4.5 Factors affecting the external validity of the study
Internal validity factors cause confusion about whether the experimental treatment (x) or extraneous factors are the source of observation differences. In contrast, external validity is concerned with the interactions of the experimental treatment with other factors and the resulting impact on abilities to generalize to times, settings or persons.
- Reactive effects of testing:
If pre-testing has been used and which sensitizes the experimental subjects to the particular treatment, then the effect of the treatment may be partially the result of the sensitization of the pre-test.

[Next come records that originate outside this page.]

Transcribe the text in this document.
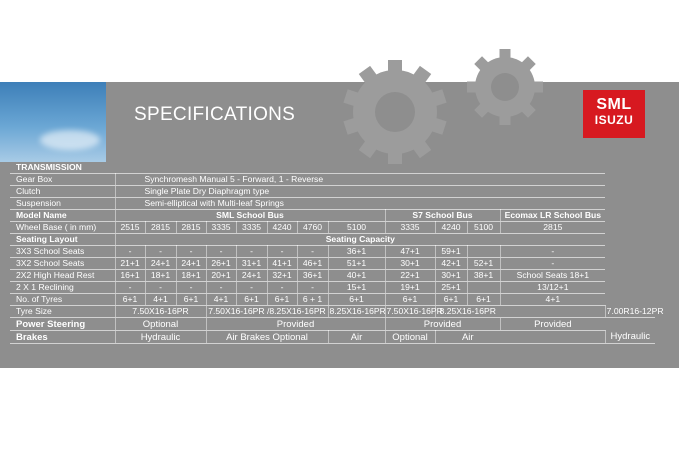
SPECIFICATIONS	SML
ISUZU
TRANSMISSION													
Gear Box	Synchromesh Manual 5 - Forward, 1 - Reverse												
Clutch	Single Plate Dry Diaphragm type												
Suspension	Semi-elliptical with Multi-leaf Springs												
Model Name	SML School Bus								S7 School Bus			Ecomax LR School Bus	
Wheel Base ( in mm)	2515	2815	2815	3335	3335	4240	4760	5100	3335	4240	5100	2815	
Seating Layout	Seating Capacity												
3X3 School Seats	-	-	-	-	-	-	-	36+1	47+1	59+1		-	
3X2 School Seats	21+1	24+1	24+1	26+1	31+1	41+1	46+1	51+1	30+1	42+1	52+1	-	
2X2 High Head Rest	16+1	18+1	18+1	20+1	24+1	32+1	36+1	40+1	22+1	30+1	38+1	School Seats 18+1	
2 X 1 Reclining	-	-	-	-	-	-	-	15+1	19+1	25+1		13/12+1	
No. of Tyres	6+1	4+1	6+1	4+1	6+1	6+1	6 + 1	6+1	6+1	6+1	6+1	4+1	
Tyre Size	7.50X16-16PR			7.50X16-16PR /8.25X16-16PR				8.25X16-16PR	7.50X16-16PR	8.25X16-16PR			7.00R16-12PR
Power Steering	Optional			Provided					Provided			Provided	
Brakes	Hydraulic			Air Brakes Optional				Air	Optional	Air			Hydraulic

- Interaction effects of selection bias
If the samples draw from the study is not representative of the larger population, then it would be difficult to generalize findings from the samples to the population, and this may arise when the samples are not drawn randomly from the population. Consider a study in which you a cross-section of a population to participate in an experiment, but a substantial number refuse. If you do the experiment only with those who agree to participate, can the results be generalized to the total population?
- Other reactive factors
The experimental settings themselves may have a biasing effect on a subject’s response to the treatment. An artificial setting can obviously give results that are not representative of large populations. Suppose workers who are given an incentive pay are
moved to a different work area to separate them from the control group. These new conditions alone could create a strong reaction condition. If subjects know they are participating in an experiment, there may be a tendency to roleplay in a way that distorts the effect of the experimental treatment.
4.6 Common effects related to the research process
There are other situations in which the internal and external validity of the study may both be threatened simultaneously. This is brought about by what we call research effects, which have nothing to do with the treatment.
1. Hawthorne Effect
This refers to a situation where subject awareness of being in an experimental group motivates them to perform better. Therefore the most influential factor on the subjects is not the independent variable but their awareness of being in a special group.
2. The placebo Effect
This is common to medical studies. Researchers observe that a drug administered to any group of parties has two effects.
- Chemical effect
- Psychological effect
To counteract this effect, researchers use a placebo and this is an inactive substance which has the same colour and tests as the active drug; Half of the subjects (experimental group) are given the active drug and the other alf (control group) are given the placebo inactive drug. If there is a significance difference between those two groups, the drug may be said to have a significance effect.